Dopo questa premessa qualcuno forse comincerà a chiedersi chi è e cosa c’entra questo “Rurik” ricordato dal titolo. In realtà sono poche le certezze legate a quel nome (che bisognerebbe scrivere più esattamente Rjurik), tanto che alcuni storici addirittura pensano sia stato solo un piccolo “nobilotto” vichingo senza grande importanza, chiamato dalle popolazioni slave dell’area di Kiev a loro protezione e che prese l’incarico così seriamente da diventare il Signore dei Rus’ di Kiev fin dal 850 dando poi origine ad una dinastia (Rjurikidi) che regnò su quei luoghi fino al 1240.

I componenti

I componenti

Unboxing

Due delle cose che ci hanno davvero sorpresi e che abbiamo apprezzato moltissimo quando abbiamo deciso di recensire Rurik: L’alba di Kiev sono stati i suoi componenti ed il suo “imballaggio”. Aprendo la scatola abbiamo trovato infatti tutto in ordine perfetto, grazie agli appositi divisori e ad alcuni contenitori termo formati di plastica nera: ognuno contiene una parte dei componenti e su alcuni sono stati addirittura creati dei disegni in rilievo per indicare “cosa” deve essere rimesso lì dentro a fine partita.

Ogni giocatore ha a disposizione uno di questi contenitori, formato da due pezzi sovrapponibili ad incastro: in quello interno stanno edifici e consiglieri (realizzati in legno colorato, ognuno in un suo “loculo” ben preciso, numerato sul fondo) e nell’altro vanno pedine, tessere, ecc. Le carte da gioco trovano invece posto nel termo-formato di base in apposite vaschette: poi il tutto viene chiuso da un coperchio trasparente. Insomma, ragazzi, un vero spettacolo, assolutamente mai visto fino ad ora: ci auguriamo che serva da ispirazione per altre ditte.

I componenti sono tutti di ottima qualità, dal tabellone alle plance per le azioni, dai “Punti Vittoria” alle plance personali, alle splendide miniature dei “principi” (miniature di plastica grigia e di grande formato) e dei soldati al loro servizio (miniature più piccole di plastica in quattro colori), i diversi segnalini di legno, alcuni dei quali già dipinti o con i numeri stampati a caldo, le carte, ecc.

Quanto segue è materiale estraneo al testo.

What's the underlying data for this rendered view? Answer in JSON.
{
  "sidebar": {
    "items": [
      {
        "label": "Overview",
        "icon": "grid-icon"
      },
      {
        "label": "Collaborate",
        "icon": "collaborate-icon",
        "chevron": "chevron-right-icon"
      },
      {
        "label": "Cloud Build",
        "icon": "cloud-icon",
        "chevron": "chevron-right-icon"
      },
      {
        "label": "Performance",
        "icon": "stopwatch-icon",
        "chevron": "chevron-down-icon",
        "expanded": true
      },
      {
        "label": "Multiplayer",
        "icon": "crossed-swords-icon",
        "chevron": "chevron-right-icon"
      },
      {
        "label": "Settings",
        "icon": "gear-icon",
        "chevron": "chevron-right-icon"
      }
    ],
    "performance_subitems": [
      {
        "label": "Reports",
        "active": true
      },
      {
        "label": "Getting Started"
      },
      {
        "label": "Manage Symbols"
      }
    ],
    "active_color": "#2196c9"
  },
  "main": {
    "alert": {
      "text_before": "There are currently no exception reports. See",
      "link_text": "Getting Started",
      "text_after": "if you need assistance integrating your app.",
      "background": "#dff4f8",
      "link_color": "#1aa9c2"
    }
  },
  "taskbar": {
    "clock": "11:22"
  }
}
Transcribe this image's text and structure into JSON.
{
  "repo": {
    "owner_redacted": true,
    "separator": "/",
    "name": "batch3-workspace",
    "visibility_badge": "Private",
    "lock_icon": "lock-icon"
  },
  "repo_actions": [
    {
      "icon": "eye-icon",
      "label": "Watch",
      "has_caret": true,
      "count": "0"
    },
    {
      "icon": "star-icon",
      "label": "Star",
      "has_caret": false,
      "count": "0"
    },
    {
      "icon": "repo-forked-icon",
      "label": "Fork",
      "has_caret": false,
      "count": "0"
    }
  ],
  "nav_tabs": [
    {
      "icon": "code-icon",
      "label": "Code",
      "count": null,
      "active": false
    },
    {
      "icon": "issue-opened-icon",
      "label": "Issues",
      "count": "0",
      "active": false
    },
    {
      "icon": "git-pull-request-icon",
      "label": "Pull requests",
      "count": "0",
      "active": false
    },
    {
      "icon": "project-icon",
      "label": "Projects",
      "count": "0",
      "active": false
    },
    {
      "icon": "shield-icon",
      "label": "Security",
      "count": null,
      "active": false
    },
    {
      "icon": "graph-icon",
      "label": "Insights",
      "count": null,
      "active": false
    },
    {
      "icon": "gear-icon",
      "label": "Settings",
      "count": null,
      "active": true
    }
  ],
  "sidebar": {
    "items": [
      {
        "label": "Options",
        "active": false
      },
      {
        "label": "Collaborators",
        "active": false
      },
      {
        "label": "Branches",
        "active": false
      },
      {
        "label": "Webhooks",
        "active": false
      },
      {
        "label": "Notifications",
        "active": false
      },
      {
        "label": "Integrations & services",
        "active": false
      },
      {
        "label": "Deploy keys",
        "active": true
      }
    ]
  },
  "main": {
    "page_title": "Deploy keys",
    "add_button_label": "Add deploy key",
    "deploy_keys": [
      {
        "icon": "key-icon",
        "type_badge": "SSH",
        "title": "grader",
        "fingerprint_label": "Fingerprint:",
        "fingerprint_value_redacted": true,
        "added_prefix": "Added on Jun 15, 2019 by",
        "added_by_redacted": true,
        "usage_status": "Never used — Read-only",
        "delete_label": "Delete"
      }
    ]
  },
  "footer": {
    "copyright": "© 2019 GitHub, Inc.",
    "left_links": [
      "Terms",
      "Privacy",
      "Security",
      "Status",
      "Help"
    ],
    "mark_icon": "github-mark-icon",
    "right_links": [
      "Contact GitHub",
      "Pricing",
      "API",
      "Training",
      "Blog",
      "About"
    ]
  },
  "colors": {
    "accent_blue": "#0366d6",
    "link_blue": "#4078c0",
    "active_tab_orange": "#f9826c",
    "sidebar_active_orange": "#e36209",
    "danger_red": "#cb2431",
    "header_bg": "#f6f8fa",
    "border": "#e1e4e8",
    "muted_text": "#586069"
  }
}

Davvero “tanto di cappello” sia al responsabile artistico che al direttore della produzione, anche se naturalmente il prezzo di vendita (attorno ai 100 euro) è salito di conseguenza. Ma siccome vale sempre il vecchio detto che “l’abito non fa il monaco” è stata nostra cura esaminare a fondo il gioco prima di esprimere un giudizio che, lo anticipiamo subito, è largamente positivo.

Tavolo pronto per una partita a quattro

Tavolo pronto per una partita a quattro

Preparazione (Set-Up)

Se si è riposto tutto con ordine nella scatola, al termine della partita precedente, il set-up di Rurik: L’Alba di Kiev è questione di pochi minuti: tabellone al centro del tavolo, plancia delle rivendicazioni da un lato e plancia delle azioni dall’altro. Su ogni area della mappa vengono piazzate un “ribelle” (miniature di plastica nera) ed una risorsa (segnalini di legno colorato che rappresentano pellicce, grano, pietra, pesce e miele) del tipo pre-stampato sulla mappa.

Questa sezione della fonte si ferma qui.